Bowling may not be America’s national pastime, but it remains a great way to be social, engage in a competitive activity, and, if you’re in a league, sport some truly remarkable shirts.
But the most puzzling sartorial choice in the game is the shoes. Bowling alleys require customers to swap out their standard footwear for a pair of stiff, uncomfortable, Hey Dude Women’s Shoes and possibly odorous kicks that increase social awkwardness by wide margins. Why do lanes make us do this? More importantly, why can’t we rock a pair of fresh New Balances instead?
Many folks have probably heard that bowling shoes help you maintain traction on slick lanes, but they actually do the opposite. Good sets have slick soles so bowlers can glide on the surface of the lane, allowing for a wider range of body motion, which is one of the big reasons why it’s better to wear them as opposed to regular shoes.
Picture wearing sneakers with treads: When you swing the ball and are fixed in place, you’re putting more stress on your ankles, knees, wrist, and other joints. You want to slide, not stop, which you can do in bowling shoes. But this isn’t as slippery of a situation as it sounds. The soles of bowling shoes aren’t entirely made out of leather: The heel is rubber, which acts as a kind of brake for your foot. So you’ll slide, but not like you were on ice skates. (Some have the leather sole on one side and rubber on the other.)
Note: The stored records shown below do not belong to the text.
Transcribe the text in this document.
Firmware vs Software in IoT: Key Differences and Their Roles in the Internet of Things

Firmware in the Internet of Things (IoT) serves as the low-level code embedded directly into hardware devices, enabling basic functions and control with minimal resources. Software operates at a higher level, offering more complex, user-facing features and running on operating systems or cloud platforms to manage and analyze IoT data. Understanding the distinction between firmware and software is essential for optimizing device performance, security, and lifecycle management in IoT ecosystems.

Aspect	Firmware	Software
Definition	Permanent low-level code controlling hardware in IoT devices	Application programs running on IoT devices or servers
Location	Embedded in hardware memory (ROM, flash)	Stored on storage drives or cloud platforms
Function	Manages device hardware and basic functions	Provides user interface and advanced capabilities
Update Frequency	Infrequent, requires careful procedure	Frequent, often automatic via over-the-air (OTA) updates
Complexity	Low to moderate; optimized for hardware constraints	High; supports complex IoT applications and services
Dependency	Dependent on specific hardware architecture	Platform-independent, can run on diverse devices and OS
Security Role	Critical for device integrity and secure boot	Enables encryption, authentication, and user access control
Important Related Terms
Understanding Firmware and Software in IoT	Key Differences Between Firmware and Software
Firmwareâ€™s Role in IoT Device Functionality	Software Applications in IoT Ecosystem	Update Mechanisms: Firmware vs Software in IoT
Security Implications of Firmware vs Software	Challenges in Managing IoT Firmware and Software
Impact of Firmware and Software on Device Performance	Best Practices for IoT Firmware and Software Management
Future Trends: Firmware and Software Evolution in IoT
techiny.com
While safety is the primary reason lanes require a switch into bowling shoes, they also want to protect their floor surfaces. If everyone wore street shoes, the polished floors would get scuffed and dirtied easily. Imagine rolling a bowling ball and having Skechers Outlets it careen off course because of dirt, or even getting caught with a piece of chewing gum underfoot. Dedicated bowling shoes that are only worn inside may also protect floors from getting damp or wet if it’s raining or snowing. (You could still encounter a sticky concession floor, but such is life.)
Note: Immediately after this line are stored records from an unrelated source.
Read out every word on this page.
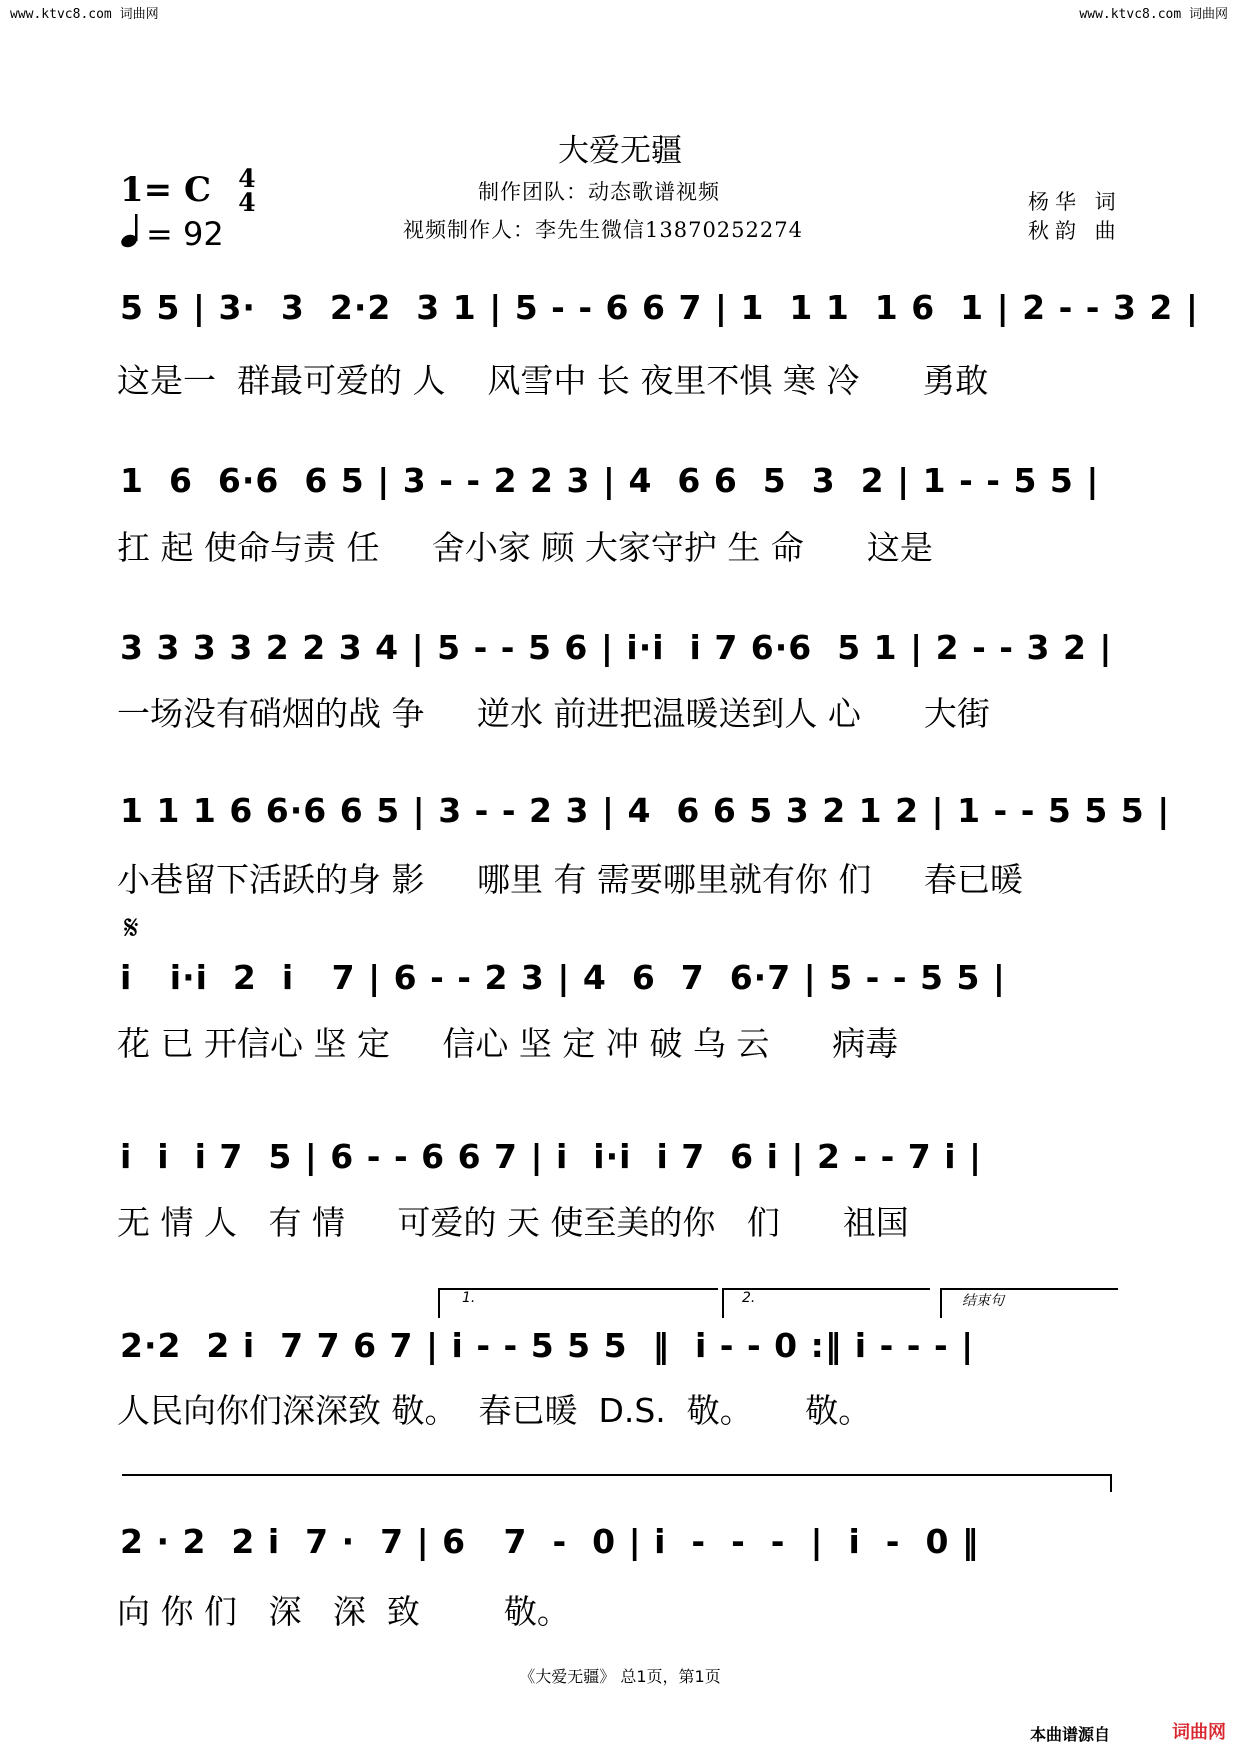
www.ktvc8.com 词曲网	www.ktvc8.com 词曲网
大爱无疆
制作团队：动态歌谱视频
视频制作人：李先生微信13870252274
1= C 4
4
= 92
杨华 词
秋韵 曲
5 5 | 3·  3  2·2  3 1 | 5 - - 6 6 7 | 1  1 1  1 6  1 | 2 - - 3 2 |
这是一  群最可爱的 人    风雪中 长 夜里不惧 寒 冷      勇敢
1  6  6·6  6 5 | 3 - - 2 2 3 | 4  6 6  5  3  2 | 1 - - 5 5 |
扛 起 使命与责 任     舍小家 顾 大家守护 生 命      这是
3 3 3 3 2 2 3 4 | 5 - - 5 6 | i·i  i 7 6·6  5 1 | 2 - - 3 2 |
一场没有硝烟的战 争     逆水 前进把温暖送到人 心      大街
1 1 1 6 6·6 6 5 | 3 - - 2 3 | 4  6 6 5 3 2 1 2 | 1 - - 5 5 5 |
小巷留下活跃的身 影     哪里 有 需要哪里就有你 们     春已暖
𝄋
i   i·i  2  i   7 | 6 - - 2 3 | 4  6  7  6·7 | 5 - - 5 5 |
花 已 开信心 坚 定     信心 坚 定 冲 破 乌 云      病毒
i  i  i 7  5 | 6 - - 6 6 7 | i  i·i  i 7  6 i | 2 - - 7 i |
无 情 人   有 情     可爱的 天 使至美的你   们      祖国
1.	2.	结束句
2·2  2 i  7 7 6 7 | i - - 5 5 5  ‖  i - - 0 :‖ i - - - |
人民向你们深深致 敬。  春已暖  D.S.  敬。     敬。
2 · 2  2 i  7 ·  7 | 6   7  -  0 | i  -  -  -  |  i  -  0 ‖
向 你 们   深   深  致        敬。
《大爱无疆》 总1页，第1页
本曲谱源自	词曲网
Should you bring your own bowling shoes? They may be worth the investment if you bowl regularly. But for purely sanitary reasons, it’s probably not necessary. While donning a shared pair of shoes can in theory transmit bacteria, warts, and fungus leading to athlete’s foot, it’s not likely. The shoes are supposed to be cleaned after each use with disinfectant and/or antifungal spray, but your best protection is making sure you wear socks and don’t have any open sores or blisters.